Alias-Free GAN (opens in new tab)

(nvlabs.github.io)

406 pointsnurpax4y ago79 comments

79 comments

The first two demo videos are interesting examples of using StyleCLIP's global directions to guide an image toward a "smiling face" as noted in that paper with smooth interpolation: https://github.com/orpatashnik/StyleCLIP

I had ran a few chaotic experiments with StyleCLIP a few months ago which would work very well with smooth interpolation: https://minimaxir.com/2021/04/styleclip/

Chilinot4y ago

That first picture of mark zuckerberg smiling is just straight up cursed. Interesting write up though.

Doxin4y ago

I audibly went "GAH!" when that scrolled into view. Impressive work.

Lichtso4y ago

The previous approaches learned screen-space-textures for different features and a feature mask to compose them.

Now it seems to actually learn the topology lines of the human face [0], as 3D artists would learn them [1] when they study anatomy. It also uses quad grids and even places the edge loops and poles in similar places.

[0] https://nvlabs-fi-cdn.nvidia.com/_web/alias-free-gan/img/ali... [1] https://i.pinimg.com/originals/6b/9a/0c/6b9a0c2d108b2be75bf7...

eru4y ago

Yes. It's interesting that imposing what are essentially 2d invariance constraints leads the network to learn what we regard as 3D concepts.

pvillano4y ago

There are some interesting 2d things our eyes do for 3d. If something is on the ground, half is above the horizon and half is below. Parallax is a 2d phenomenon.

goldemerald4y ago

After styleGAN-2 came out, I couldn't image what improvements could be made over it. This work is truly impressive.

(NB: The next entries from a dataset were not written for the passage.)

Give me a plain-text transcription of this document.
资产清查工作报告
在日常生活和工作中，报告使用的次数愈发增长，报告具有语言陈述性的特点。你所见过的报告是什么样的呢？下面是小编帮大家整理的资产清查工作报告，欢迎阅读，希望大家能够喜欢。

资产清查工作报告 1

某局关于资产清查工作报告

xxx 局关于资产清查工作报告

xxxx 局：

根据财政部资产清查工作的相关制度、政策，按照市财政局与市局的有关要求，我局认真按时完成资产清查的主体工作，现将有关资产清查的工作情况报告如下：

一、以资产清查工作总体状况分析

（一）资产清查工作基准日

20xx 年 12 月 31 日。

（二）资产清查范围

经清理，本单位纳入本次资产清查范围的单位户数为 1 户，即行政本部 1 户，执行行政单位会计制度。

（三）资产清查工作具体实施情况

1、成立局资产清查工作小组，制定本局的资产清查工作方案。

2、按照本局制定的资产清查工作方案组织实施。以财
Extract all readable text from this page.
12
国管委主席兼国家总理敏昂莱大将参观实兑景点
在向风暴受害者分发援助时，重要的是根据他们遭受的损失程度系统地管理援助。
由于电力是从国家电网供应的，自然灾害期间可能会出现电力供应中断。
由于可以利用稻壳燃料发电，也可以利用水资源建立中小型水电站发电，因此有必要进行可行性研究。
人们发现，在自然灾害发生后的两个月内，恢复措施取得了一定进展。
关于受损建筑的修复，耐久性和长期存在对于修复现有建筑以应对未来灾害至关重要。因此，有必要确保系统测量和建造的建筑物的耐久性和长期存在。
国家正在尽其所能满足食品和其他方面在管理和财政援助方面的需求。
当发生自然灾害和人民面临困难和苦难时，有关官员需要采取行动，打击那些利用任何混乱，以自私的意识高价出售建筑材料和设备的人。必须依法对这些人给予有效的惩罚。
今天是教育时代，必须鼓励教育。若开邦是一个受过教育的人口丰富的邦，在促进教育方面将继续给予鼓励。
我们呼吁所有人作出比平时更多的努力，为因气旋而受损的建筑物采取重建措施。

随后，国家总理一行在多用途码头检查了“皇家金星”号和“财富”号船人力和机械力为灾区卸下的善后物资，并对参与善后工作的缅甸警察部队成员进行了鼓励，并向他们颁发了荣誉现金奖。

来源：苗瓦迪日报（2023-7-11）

The comparisons are illuminative: StyleGAN2's mapping of texture to specific pixel location looks very similar to poorly implemented video-game textures. Perhaps future GAN improvements could come from tricks used in non-AI graphic development.

tyingq4y ago

>I couldn't image what improvements could be made over it

Still has the telltale of mismatched ears and/or earrings. This seems the most reliable way to recognize them. Well, and the nondescript background.

sbierwagen4y ago

Teeth too. Partially covered objects in 3D space have been hard for a GAN to figure out. (See also hands)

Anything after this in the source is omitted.